JNCI: Mammo for younger women has low accuracy, detects few cancers
Bonnie Yankaskas, PhD, from the department of radiology at the University of North Carolina in Chapel Hill, and colleagues pooled data from six mammography registries across the U.S. from the Breast Cancer Consortium. The study included 117,738 women between the ages of 18 and 39 when they had their first screening or diagnostic mammogram during the years 1995-2005 and followed the women for a year to determine the accuracy of the tests and cancer detection rates.
The researchers found that no cancers were detected in the 637 mammograms for women under the age of 25. Women aged 35-39 years had the largest number of screening mammograms in this study (73,335) and the recall rate was 12.7 percent, sensitivity was 76.1 percent, specificity was 87.5 percent, positive predictive value was 1.3 percent and the cancer detection rate was 1.6 cancers per 1,000 mammograms.
For diagnostic mammograms, the cancer detection rate was 14.3 cancers per 1,000 women aged 35-39.
The authors concluded that while younger women have very low breast cancer rates they do experience high callback rates and high rates of additional imaging after mammography screening. They also found that in a theoretical population of 10,000 women having a screening mammogram between ages 35 and 39, 1,266 would be called back for further testing, 16 cancers would be detected, and therefore 1,250 women would have false positives.

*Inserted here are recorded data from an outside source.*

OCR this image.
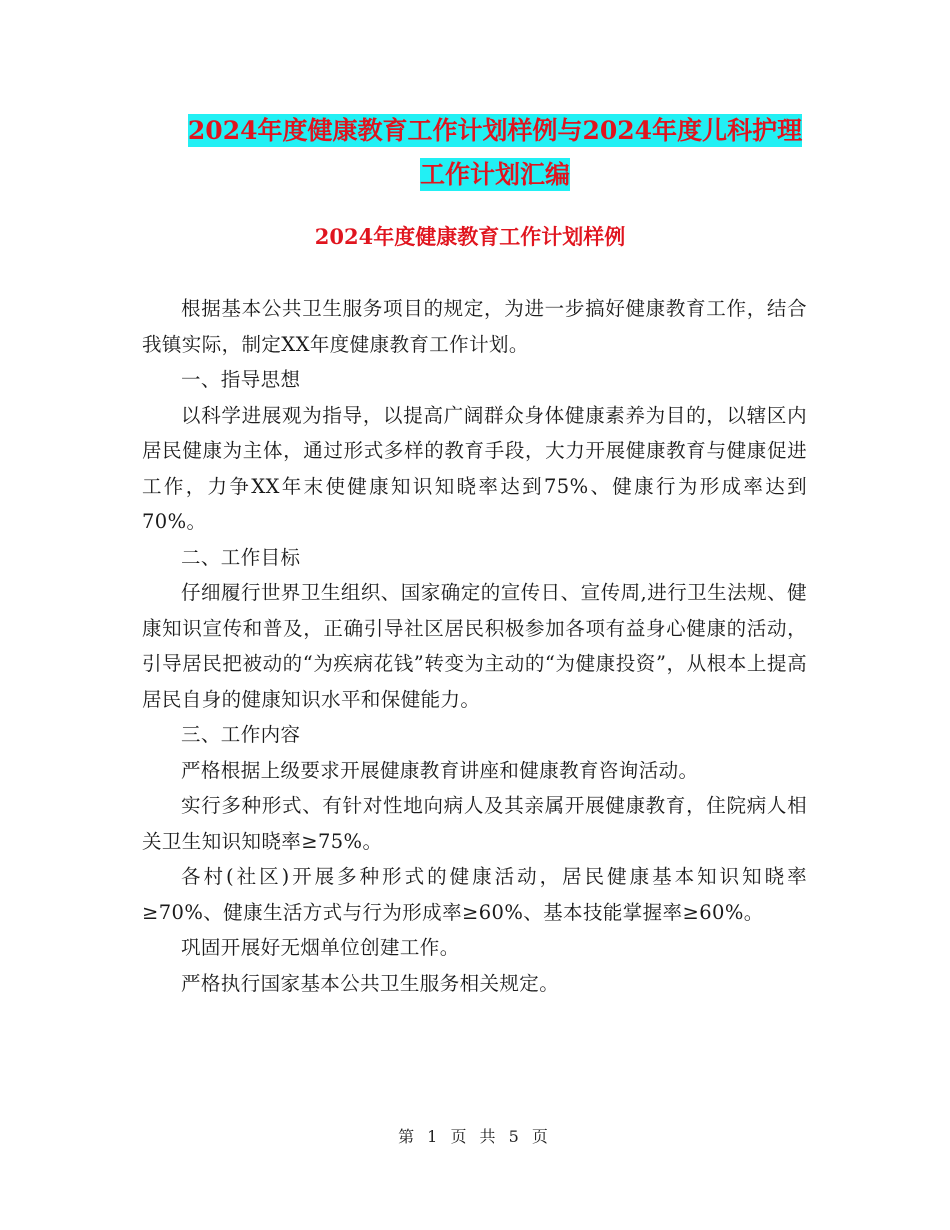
2024年度健康教育工作计划样例与2024年度儿科护理
工作计划汇编
2024年度健康教育工作计划样例

根据基本公共卫生服务项目的规定，为进一步搞好健康教育工作，结合我镇实际，制定XX年度健康教育工作计划。

一、指导思想

以科学进展观为指导，以提高广阔群众身体健康素养为目的，以辖区内居民健康为主体，通过形式多样的教育手段，大力开展健康教育与健康促进工作，力争XX年末使健康知识知晓率达到75%、健康行为形成率达到70%。

二、工作目标

仔细履行世界卫生组织、国家确定的宣传日、宣传周,进行卫生法规、健康知识宣传和普及，正确引导社区居民积极参加各项有益身心健康的活动，引导居民把被动的“为疾病花钱”转变为主动的“为健康投资”，从根本上提高居民自身的健康知识水平和保健能力。

三、工作内容

严格根据上级要求开展健康教育讲座和健康教育咨询活动。

实行多种形式、有针对性地向病人及其亲属开展健康教育，住院病人相关卫生知识知晓率≥75%。

各村(社区)开展多种形式的健康活动，居民健康基本知识知晓率≥70%、健康生活方式与行为形成率≥60%、基本技能掌握率≥60%。

巩固开展好无烟单位创建工作。

严格执行国家基本公共卫生服务相关规定。

第 1 页 共 5 页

“Our findings support a need for serious discussion about the appropriateness of mammography in women without the presence of symptoms,” the authors wrote.
In the accompanying editorial, Ned Calonge, MD, of the Colorado Department of Public Health and Environment, wrote that this "landmark descriptive study should inform women and physicians and guide research efforts" on early detection in younger women. He pointed out that the women in the study with a family history of breast cancer had the same detection and false positive rates as those women without a known family history, calling into question the idea that women with known family histories of breast cancer should undergo screening earlier.
"The study...is a powerful reminder that we must continue to strive for better tests and better treatments,” he wrote. “Furthermore, we should not be satisfied with better detection rates alone. We need evidence that early detection of these cancers translates to improvements in important health outcomes."